Invivo Ventures leads an investment round of 4.1 million Euros in the biotech Telum Therapeutics. The operation was advised by Intelectium Funding Accelerator, an advisory firm that worked with the entrepreneurs, Roberto Diez and Rubén Diez, from the design phase of the company’s business strategy to the closing of the transaction. Clave Capital and Cdti-Innvierte have also participated in the operation.
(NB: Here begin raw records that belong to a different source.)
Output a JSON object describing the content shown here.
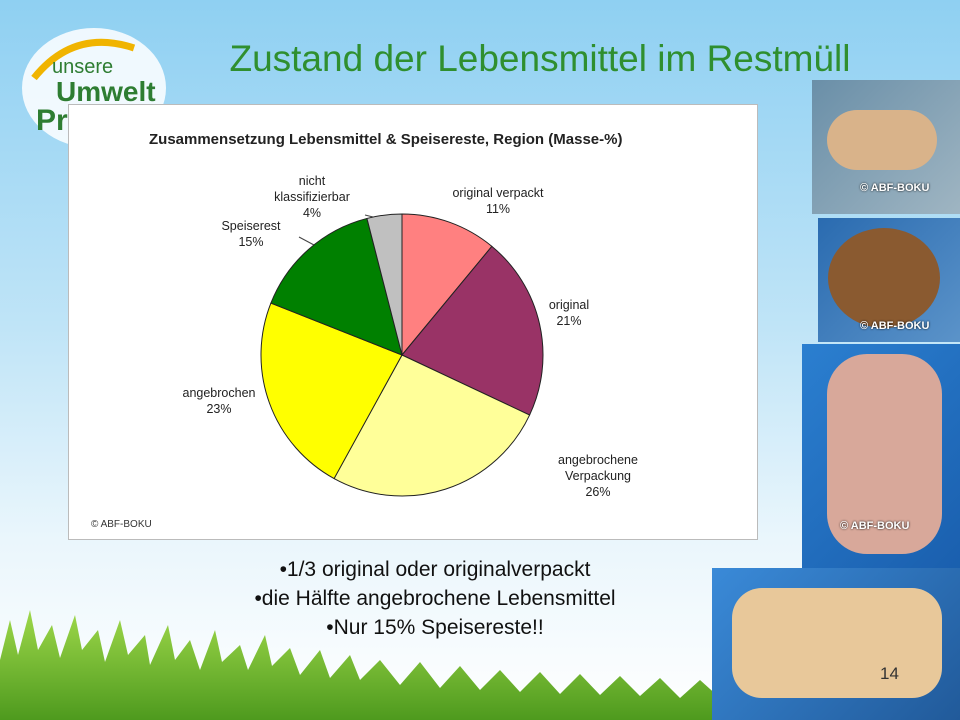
{
  "slide": {
    "title": "Zustand der Lebensmittel im Restmüll",
    "logo": [
      "unsere",
      "Umwelt",
      "Profis"
    ],
    "bullets": [
      "1/3 original oder originalverpackt",
      "die Hälfte angebrochene Lebensmittel",
      "Nur 15% Speisereste!!"
    ],
    "photo_captions": [
      "© ABF-BOKU",
      "© ABF-BOKU",
      "© ABF-BOKU"
    ],
    "page_number": "14"
  },
  "chart_data": {
    "type": "pie",
    "title": "Zusammensetzung Lebensmittel & Speisereste, Region (Masse-%)",
    "categories": [
      "original verpackt",
      "original",
      "angebrochene Verpackung",
      "angebrochen",
      "Speiserest",
      "nicht klassifizierbar"
    ],
    "values": [
      11,
      21,
      26,
      23,
      15,
      4
    ],
    "value_labels": [
      "11%",
      "21%",
      "26%",
      "23%",
      "15%",
      "4%"
    ],
    "colors": [
      "#ff8080",
      "#993366",
      "#ffff99",
      "#ffff00",
      "#008000",
      "#c0c0c0"
    ],
    "copyright": "© ABF-BOKU"
  }
}
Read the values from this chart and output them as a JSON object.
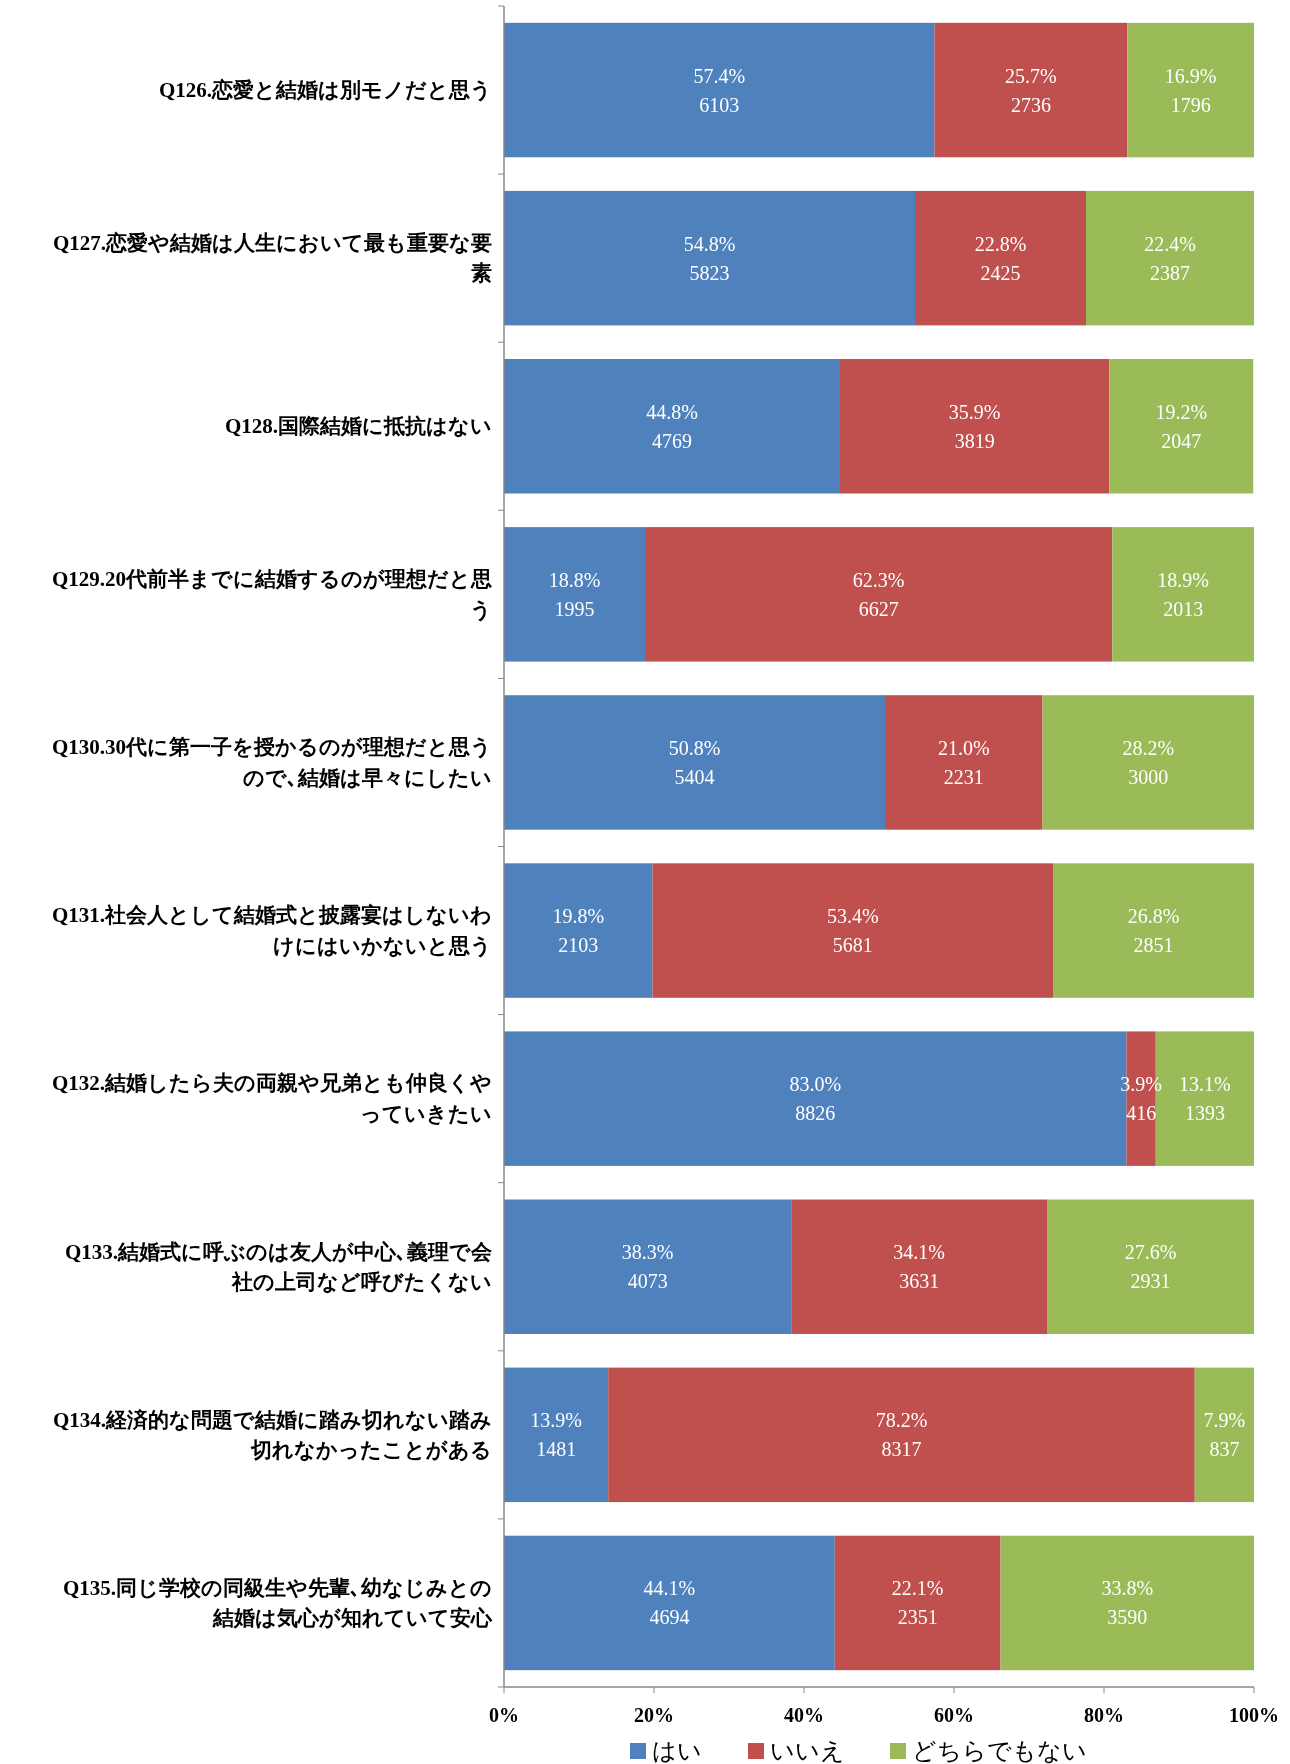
{
  "chart_data": {
    "type": "bar",
    "orientation": "horizontal",
    "stacked": true,
    "categories": [
      "Q126.恋愛と結婚は別モノだと思う",
      "Q127.恋愛や結婚は人生において最も重要な要素",
      "Q128.国際結婚に抵抗はない",
      "Q129.20代前半までに結婚するのが理想だと思う",
      "Q130.30代に第一子を授かるのが理想だと思うので､結婚は早々にしたい",
      "Q131.社会人として結婚式と披露宴はしないわけにはいかないと思う",
      "Q132.結婚したら夫の両親や兄弟とも仲良くやっていきたい",
      "Q133.結婚式に呼ぶのは友人が中心､義理で会社の上司など呼びたくない",
      "Q134.経済的な問題で結婚に踏み切れない踏み切れなかったことがある",
      "Q135.同じ学校の同級生や先輩､幼なじみとの結婚は気心が知れていて安心"
    ],
    "series": [
      {
        "name": "はい",
        "color": "#4f81bd",
        "values": [
          57.4,
          54.8,
          44.8,
          18.8,
          50.8,
          19.8,
          83.0,
          38.3,
          13.9,
          44.1
        ],
        "value_labels": [
          "57.4%\n6103",
          "54.8%\n5823",
          "44.8%\n4769",
          "18.8%\n1995",
          "50.8%\n5404",
          "19.8%\n2103",
          "83.0%\n8826",
          "38.3%\n4073",
          "13.9%\n1481",
          "44.1%\n4694"
        ]
      },
      {
        "name": "いいえ",
        "color": "#c0504d",
        "values": [
          25.7,
          22.8,
          35.9,
          62.3,
          21.0,
          53.4,
          3.9,
          34.1,
          78.2,
          22.1
        ],
        "value_labels": [
          "25.7%\n2736",
          "22.8%\n2425",
          "35.9%\n3819",
          "62.3%\n6627",
          "21.0%\n2231",
          "53.4%\n5681",
          "3.9%\n416",
          "34.1%\n3631",
          "78.2%\n8317",
          "22.1%\n2351"
        ]
      },
      {
        "name": "どちらでもない",
        "color": "#9bbb59",
        "values": [
          16.9,
          22.4,
          19.2,
          18.9,
          28.2,
          26.8,
          13.1,
          27.6,
          7.9,
          33.8
        ],
        "value_labels": [
          "16.9%\n1796",
          "22.4%\n2387",
          "19.2%\n2047",
          "18.9%\n2013",
          "28.2%\n3000",
          "26.8%\n2851",
          "13.1%\n1393",
          "27.6%\n2931",
          "7.9%\n837",
          "33.8%\n3590"
        ]
      }
    ],
    "xlim": [
      0,
      100
    ],
    "xticks": [
      {
        "value": 0,
        "label": "0%"
      },
      {
        "value": 20,
        "label": "20%"
      },
      {
        "value": 40,
        "label": "40%"
      },
      {
        "value": 60,
        "label": "60%"
      },
      {
        "value": 80,
        "label": "80%"
      },
      {
        "value": 100,
        "label": "100%"
      }
    ],
    "grid": false,
    "legend": "bottom"
  }
}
Telum Therapeutics is working on the development of an alternative to chemical antibiotics to solve the problem of multi-resistance of bacteria. Antibiotics are drugs that fight bacterial diseases. Excessive use of these can cause the bacteria to generate resistance, that is, to mutate or transform, and the antibiotics to lose efficacy. These resistant bacteria are very difficult to treat, and therefore an increasing number of infections cause death in hospitals around the world.
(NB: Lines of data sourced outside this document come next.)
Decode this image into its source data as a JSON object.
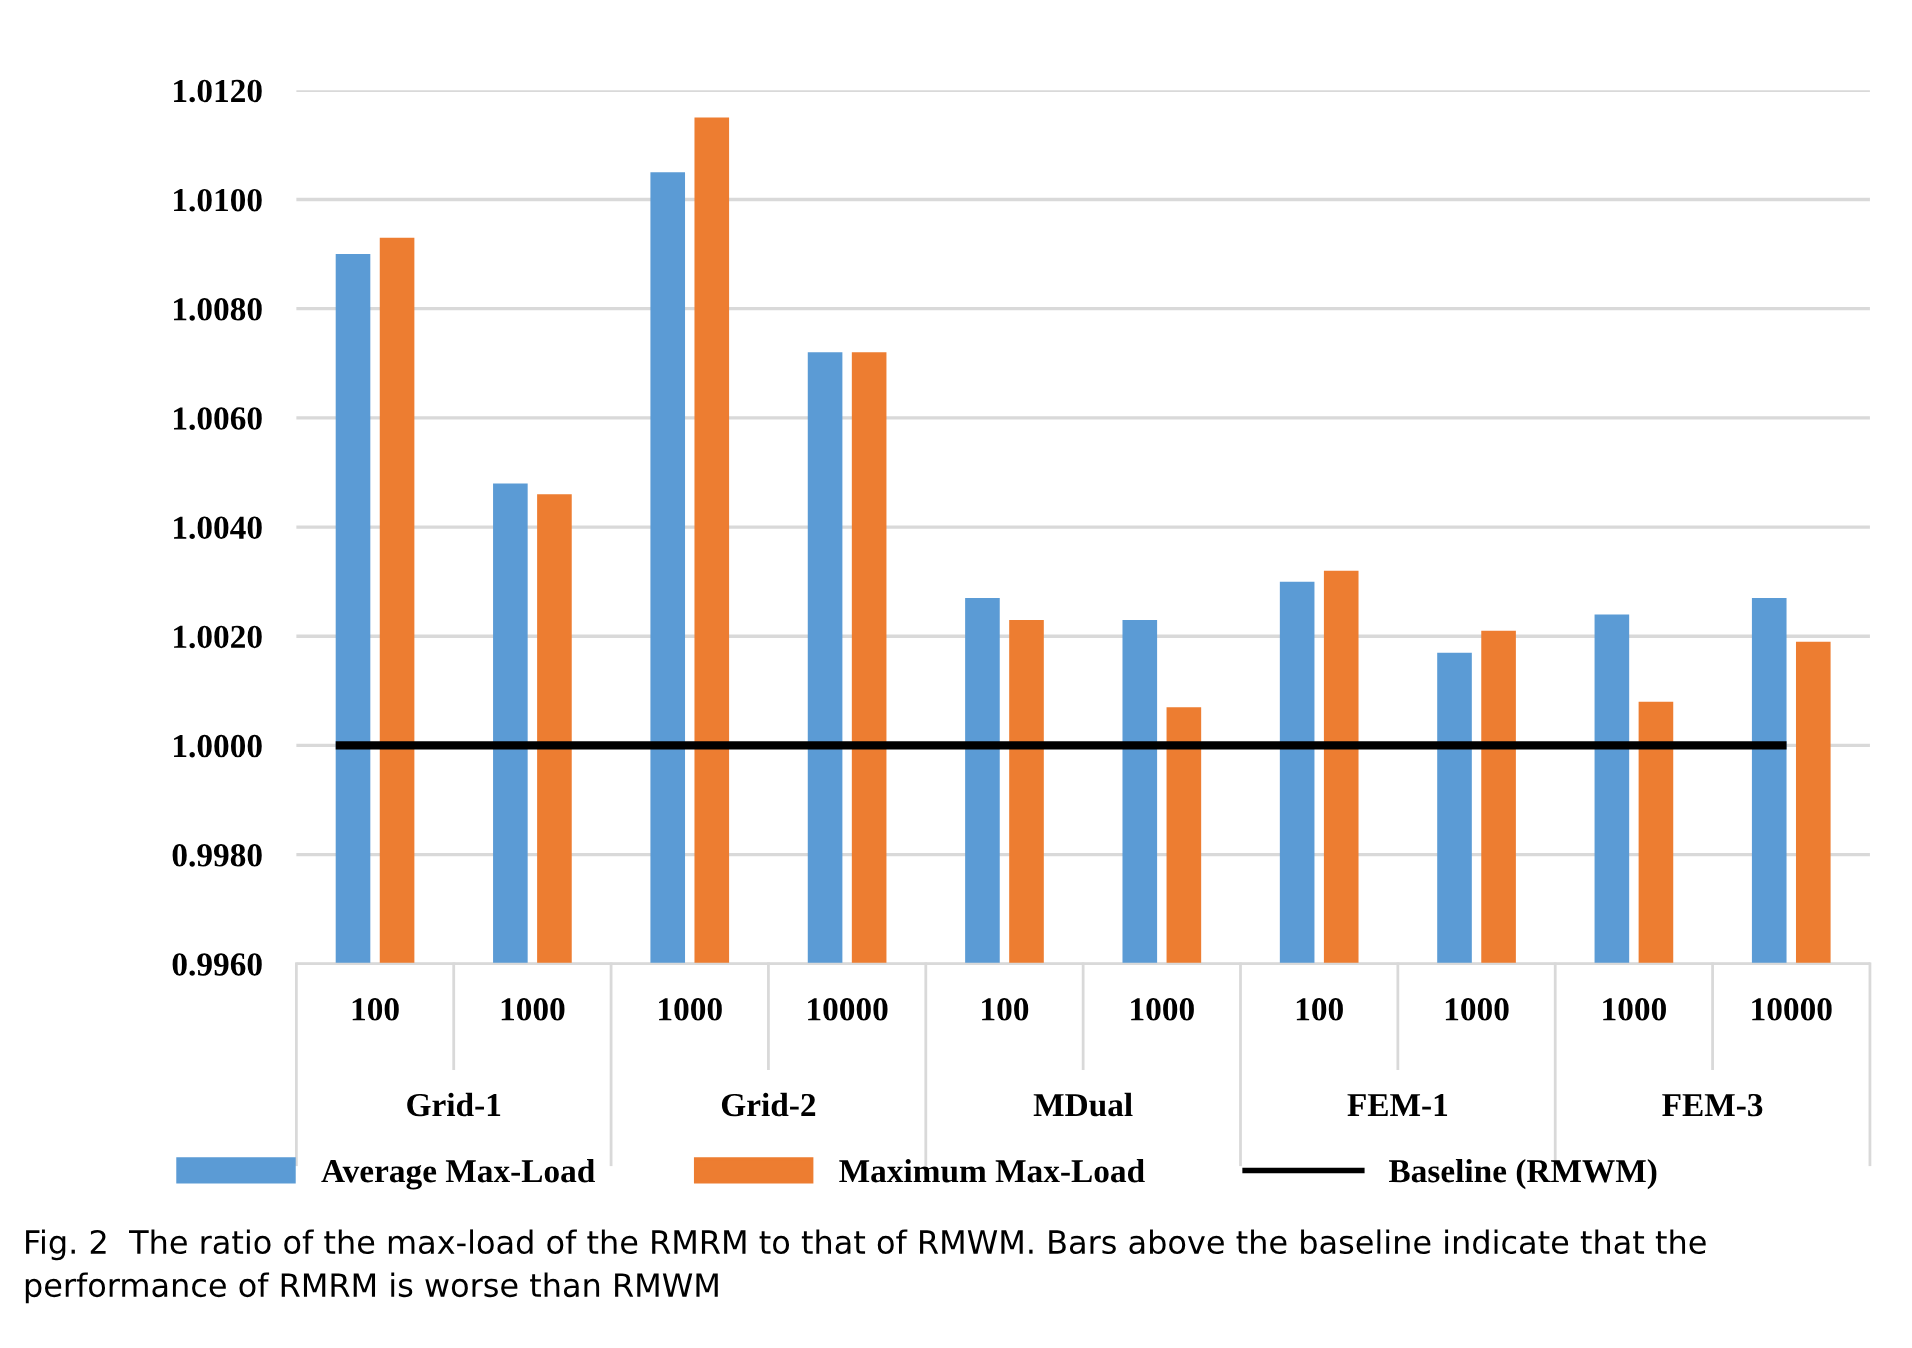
{
  "chart_data": {
    "type": "bar",
    "categories": [
      "100",
      "1000",
      "1000",
      "10000",
      "100",
      "1000",
      "100",
      "1000",
      "1000",
      "10000"
    ],
    "series": [
      {
        "name": "Average Max-Load",
        "color": "#5b9bd5",
        "values": [
          1.009,
          1.0048,
          1.0105,
          1.0072,
          1.0027,
          1.0023,
          1.003,
          1.0017,
          1.0024,
          1.0027
        ]
      },
      {
        "name": "Maximum Max-Load",
        "color": "#ed7d31",
        "values": [
          1.0093,
          1.0046,
          1.0115,
          1.0072,
          1.0023,
          1.0007,
          1.0032,
          1.0021,
          1.0008,
          1.0019
        ]
      }
    ],
    "ylim": [
      0.996,
      1.012
    ],
    "yticks": [
      {
        "value": 0.996,
        "label": "0.9960"
      },
      {
        "value": 0.998,
        "label": "0.9980"
      },
      {
        "value": 1.0,
        "label": "1.0000"
      },
      {
        "value": 1.002,
        "label": "1.0020"
      },
      {
        "value": 1.004,
        "label": "1.0040"
      },
      {
        "value": 1.006,
        "label": "1.0060"
      },
      {
        "value": 1.008,
        "label": "1.0080"
      },
      {
        "value": 1.01,
        "label": "1.0100"
      },
      {
        "value": 1.012,
        "label": "1.0120"
      }
    ],
    "ref_lines": [
      {
        "axis": "y",
        "value": 1.0,
        "label": "Baseline (RMWM)",
        "color": "#000000",
        "line_style": "solid"
      }
    ],
    "annotations": [
      "Grid-1",
      "Grid-2",
      "MDual",
      "FEM-1",
      "FEM-3",
      "Fig. 2  The ratio of the max-load of the RMRM to that of RMWM. Bars above the baseline indicate that the performance of RMRM is worse than RMWM"
    ],
    "grid": "y",
    "legend": "bottom"
  }
}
Rubén Diez, CEO of Telum, has been a researcher at Rockefeller University in the USA and has specific expertise in the generation of enzyme drugs. The latter are lytic enzymes of bacteriophages that kill bacteria in a very specific way. The phage, after replication within the host, faces the problem of leaving the bacteria to spread its progeny. To overcome this, phages have developed a lytic system that weakens the bacterial cell wall, resulting in bacterial lysis. Phage lytic enzymes, or lysines, are highly efficient molecules that have been perfected through millions of years of evolution for this purpose.
The company develops the base of its potential product portfolio on an internal technological platform, developed by obtaining bacteria extracted from caves unexplored to date, which gives it the ability to generate, not only its own bacteriophage library from such samples, but also its own enzyme platform.
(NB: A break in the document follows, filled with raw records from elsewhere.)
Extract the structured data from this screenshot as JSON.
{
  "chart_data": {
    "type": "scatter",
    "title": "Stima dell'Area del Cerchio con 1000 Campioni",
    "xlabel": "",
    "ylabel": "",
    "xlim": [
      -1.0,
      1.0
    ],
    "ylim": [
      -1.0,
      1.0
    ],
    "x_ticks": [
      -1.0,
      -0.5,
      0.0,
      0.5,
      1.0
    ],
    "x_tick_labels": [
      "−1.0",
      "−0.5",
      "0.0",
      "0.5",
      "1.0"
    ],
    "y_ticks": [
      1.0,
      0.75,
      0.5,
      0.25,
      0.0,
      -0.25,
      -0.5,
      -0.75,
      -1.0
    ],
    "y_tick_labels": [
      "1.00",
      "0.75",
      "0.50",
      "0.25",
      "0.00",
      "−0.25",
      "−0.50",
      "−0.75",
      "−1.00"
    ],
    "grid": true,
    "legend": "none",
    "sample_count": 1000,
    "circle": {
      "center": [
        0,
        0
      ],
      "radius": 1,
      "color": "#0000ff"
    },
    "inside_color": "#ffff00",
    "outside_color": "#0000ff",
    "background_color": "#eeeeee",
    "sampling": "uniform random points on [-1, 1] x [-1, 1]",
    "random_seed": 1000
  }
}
Telum Therapeutics’ core program, IKB206, is a new research therapy targeting infections caused by multidrug-resistant Escherichia coli. IKB206 employs a genetic modification that gives it the ability to act specifically and quickly against Escherichia coli strains with different degrees of resistance to conventional antibiotics. The company plans to start the first clinical trials with IKB206 in patients in late 2022.
Telum Therapeutics will use the funds raised in the investment round to advance to clinical phases in one of its candidates against infections caused by multi-resistant bacteria and a second compound with a greater range of action until advanced preclinical phases.